Periodic Reporting for period 1 - DeepLearning 2.0 (DeepLearning 2.0: Meta-Learning Qualitatively New Components)
Período documentado: 2022-05-01 hasta 2024-10-31
Yet, despite its vast achievements, the deep learning we know today stands on the cusp of an evolutionary leap—a transition from hand-engineered problem-solving to sophisticated learned solutions that outsmart hand-engineered ones. The success of deep learning is based on replacing domain-specific handcrafted feature engineering with features that are learned for the particular task at hand. This is an example of the fact that, throughout the history of AI, there is a clear trend in machine learning that hand-crafted solutions are eventually replaced by more effective, learned solutions. The vision behind our ambitious project DEEP LEARNING 2.0 is to repeat the success of deep learning at the meta-level, replacing handcrafted algorithmic components of deep learning by improved, learned ones.
At the heart of our proposed next-gen AI evolution is the concept of meta-learning customized components of deep learning pipelines; a concept where a meta-level AI (meta-)learns improved components of its learning process, molding the neural networks, optimizers, hyperparameters, and training data to fit specific needs and tasks dynamically. Among these transformative possibilities is the potential for AI to recognize and actively integrate multiple user-desired objectives next to predictive accuracy, like robustness, energy usage, latency, interpretability, and fairness. Embracing these user-defined objectives and directly optimizing for them, DEEP LEARNING 2.0 aspires to set the stage for truly Trustworthy AI by design.
The transformative potential of DEEP LEARNING 2.0 will be demonstrated in various applications, such as tabular data, EEG decoding, RNA folding, or reinforcement learning.
The significance of DEEP LEARNING 2.0 pivots not only on advancing the science of AI but also on its promise to democratize deep learning—making it a tool accessible for broader social, academic, and commercial utility. Reflecting its potential to advance the foundation of modern deep learning, the project's impact could ripple through the entire ecosystem of AI, where each breakthrough elevates industry capabilities, advances academic frontiers, and touches lives profoundly with smarter, fairer, and more sustainable AI technology.
WP 1: Hierarchical, Efficient, and Multi-objective Neural Architecture Search (NAS)
Progress in WP1 was marked by foundational breakthroughs in multi-objective NAS, including a novel gradient-based NAS approach for weight-entangled spaces like Transformers and the creation of joint NAS+HPO benchmarks. Key publications include several papers at NeurIPS, addressing hierarchical search and multi-objective optimization.

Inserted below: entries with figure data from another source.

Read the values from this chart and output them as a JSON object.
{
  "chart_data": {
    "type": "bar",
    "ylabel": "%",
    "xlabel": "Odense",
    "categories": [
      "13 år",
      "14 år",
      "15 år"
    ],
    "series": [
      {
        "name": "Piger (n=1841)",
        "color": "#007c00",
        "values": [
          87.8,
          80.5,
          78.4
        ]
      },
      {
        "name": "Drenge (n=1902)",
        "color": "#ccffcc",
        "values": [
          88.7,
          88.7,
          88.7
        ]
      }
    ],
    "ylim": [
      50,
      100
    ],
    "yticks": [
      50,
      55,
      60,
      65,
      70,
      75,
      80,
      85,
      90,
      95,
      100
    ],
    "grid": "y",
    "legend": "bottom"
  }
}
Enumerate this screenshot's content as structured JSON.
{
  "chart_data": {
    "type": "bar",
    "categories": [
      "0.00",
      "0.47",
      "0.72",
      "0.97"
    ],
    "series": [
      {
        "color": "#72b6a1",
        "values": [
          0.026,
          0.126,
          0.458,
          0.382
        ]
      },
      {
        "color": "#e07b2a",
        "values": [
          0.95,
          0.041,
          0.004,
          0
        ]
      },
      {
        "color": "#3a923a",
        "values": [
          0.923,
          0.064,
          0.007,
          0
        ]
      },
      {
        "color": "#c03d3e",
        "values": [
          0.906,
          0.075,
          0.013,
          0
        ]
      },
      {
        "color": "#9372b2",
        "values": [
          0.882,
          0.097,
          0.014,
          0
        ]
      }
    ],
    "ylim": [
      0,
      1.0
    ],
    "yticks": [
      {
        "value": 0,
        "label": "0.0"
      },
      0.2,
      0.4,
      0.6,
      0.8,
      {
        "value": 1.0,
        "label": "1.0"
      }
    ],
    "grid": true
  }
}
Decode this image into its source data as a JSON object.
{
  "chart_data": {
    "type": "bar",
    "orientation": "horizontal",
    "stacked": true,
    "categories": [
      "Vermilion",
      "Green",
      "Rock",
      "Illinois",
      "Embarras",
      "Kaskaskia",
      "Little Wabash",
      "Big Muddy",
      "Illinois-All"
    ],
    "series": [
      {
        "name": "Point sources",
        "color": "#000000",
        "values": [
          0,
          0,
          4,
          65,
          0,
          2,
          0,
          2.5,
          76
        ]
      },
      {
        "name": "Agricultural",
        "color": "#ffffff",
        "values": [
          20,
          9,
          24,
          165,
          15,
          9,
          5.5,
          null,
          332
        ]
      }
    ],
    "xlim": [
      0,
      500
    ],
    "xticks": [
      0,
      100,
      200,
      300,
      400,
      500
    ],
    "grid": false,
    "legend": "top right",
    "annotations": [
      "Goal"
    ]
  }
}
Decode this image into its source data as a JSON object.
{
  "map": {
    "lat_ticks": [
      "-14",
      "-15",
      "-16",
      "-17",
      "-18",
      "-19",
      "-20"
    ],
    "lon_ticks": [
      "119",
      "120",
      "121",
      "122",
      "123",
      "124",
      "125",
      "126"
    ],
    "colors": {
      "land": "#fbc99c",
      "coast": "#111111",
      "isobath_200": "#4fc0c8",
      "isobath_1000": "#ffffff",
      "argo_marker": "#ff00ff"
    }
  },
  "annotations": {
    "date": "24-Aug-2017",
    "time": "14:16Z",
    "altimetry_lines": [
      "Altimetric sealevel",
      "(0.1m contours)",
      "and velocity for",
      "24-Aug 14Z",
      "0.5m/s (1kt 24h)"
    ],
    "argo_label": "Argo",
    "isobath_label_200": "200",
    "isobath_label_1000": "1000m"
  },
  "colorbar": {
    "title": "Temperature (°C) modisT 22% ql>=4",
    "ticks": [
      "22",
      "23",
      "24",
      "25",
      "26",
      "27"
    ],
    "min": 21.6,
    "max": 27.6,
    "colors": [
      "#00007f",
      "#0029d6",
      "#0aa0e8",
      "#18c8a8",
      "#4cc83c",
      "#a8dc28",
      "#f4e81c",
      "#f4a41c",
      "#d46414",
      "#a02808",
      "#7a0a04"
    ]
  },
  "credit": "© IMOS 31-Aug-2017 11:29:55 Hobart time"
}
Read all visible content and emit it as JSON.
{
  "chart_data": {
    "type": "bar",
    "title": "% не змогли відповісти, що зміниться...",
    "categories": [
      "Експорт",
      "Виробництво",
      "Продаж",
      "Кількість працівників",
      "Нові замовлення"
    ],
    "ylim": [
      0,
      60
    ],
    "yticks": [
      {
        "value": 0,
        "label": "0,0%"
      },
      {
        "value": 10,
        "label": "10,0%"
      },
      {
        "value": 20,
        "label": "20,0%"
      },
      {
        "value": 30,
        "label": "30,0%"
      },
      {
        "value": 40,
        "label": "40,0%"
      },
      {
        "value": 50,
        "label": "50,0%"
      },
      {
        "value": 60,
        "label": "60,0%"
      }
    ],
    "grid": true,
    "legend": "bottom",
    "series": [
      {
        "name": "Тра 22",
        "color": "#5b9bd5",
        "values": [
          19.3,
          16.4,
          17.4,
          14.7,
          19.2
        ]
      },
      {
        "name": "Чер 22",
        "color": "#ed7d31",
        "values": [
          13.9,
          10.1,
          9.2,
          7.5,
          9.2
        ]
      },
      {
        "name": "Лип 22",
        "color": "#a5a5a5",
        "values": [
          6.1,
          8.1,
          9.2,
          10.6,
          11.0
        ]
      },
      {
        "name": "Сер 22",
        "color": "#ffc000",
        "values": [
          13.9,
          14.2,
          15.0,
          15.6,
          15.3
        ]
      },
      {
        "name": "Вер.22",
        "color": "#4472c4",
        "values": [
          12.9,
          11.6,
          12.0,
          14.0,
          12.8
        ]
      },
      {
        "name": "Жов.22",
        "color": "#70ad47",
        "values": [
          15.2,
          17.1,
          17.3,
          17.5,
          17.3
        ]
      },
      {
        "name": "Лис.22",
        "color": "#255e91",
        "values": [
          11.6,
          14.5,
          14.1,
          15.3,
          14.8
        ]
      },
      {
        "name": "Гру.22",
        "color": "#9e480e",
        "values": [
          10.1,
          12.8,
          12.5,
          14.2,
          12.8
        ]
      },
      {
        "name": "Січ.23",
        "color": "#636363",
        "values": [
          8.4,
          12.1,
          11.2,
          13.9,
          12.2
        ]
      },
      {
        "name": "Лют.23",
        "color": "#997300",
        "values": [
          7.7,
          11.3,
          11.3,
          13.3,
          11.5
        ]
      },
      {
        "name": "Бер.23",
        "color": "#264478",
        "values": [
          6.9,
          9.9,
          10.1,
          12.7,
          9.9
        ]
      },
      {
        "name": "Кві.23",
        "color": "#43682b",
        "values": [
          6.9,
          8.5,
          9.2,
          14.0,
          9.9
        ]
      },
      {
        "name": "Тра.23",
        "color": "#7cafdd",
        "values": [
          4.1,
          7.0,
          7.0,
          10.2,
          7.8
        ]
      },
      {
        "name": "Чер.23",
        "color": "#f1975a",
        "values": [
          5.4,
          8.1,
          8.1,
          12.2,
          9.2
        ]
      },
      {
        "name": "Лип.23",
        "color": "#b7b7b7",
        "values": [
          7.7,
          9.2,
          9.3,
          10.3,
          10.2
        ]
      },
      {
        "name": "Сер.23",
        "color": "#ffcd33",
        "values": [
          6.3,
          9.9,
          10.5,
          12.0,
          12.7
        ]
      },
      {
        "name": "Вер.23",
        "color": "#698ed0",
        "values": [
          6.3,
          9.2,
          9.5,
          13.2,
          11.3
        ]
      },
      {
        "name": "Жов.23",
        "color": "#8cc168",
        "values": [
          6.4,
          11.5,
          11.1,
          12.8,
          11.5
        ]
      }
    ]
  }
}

WP 2: Context-Aware Optimizers
Research here focused on the development of a benchmarking framework for neural optimizer search (NOS) and the creation of lightweight benchmarks for evaluating deep learning optimizers.
WP 3: Learning the Data to Train On
Computational constraints limited large-scale experiments, but we made substantial progress in tuning hyperparameters and data augmentations for self-supervised learning. Work on algorithmically generating data was advanced significantly, particularly through TabPFN’s contributions.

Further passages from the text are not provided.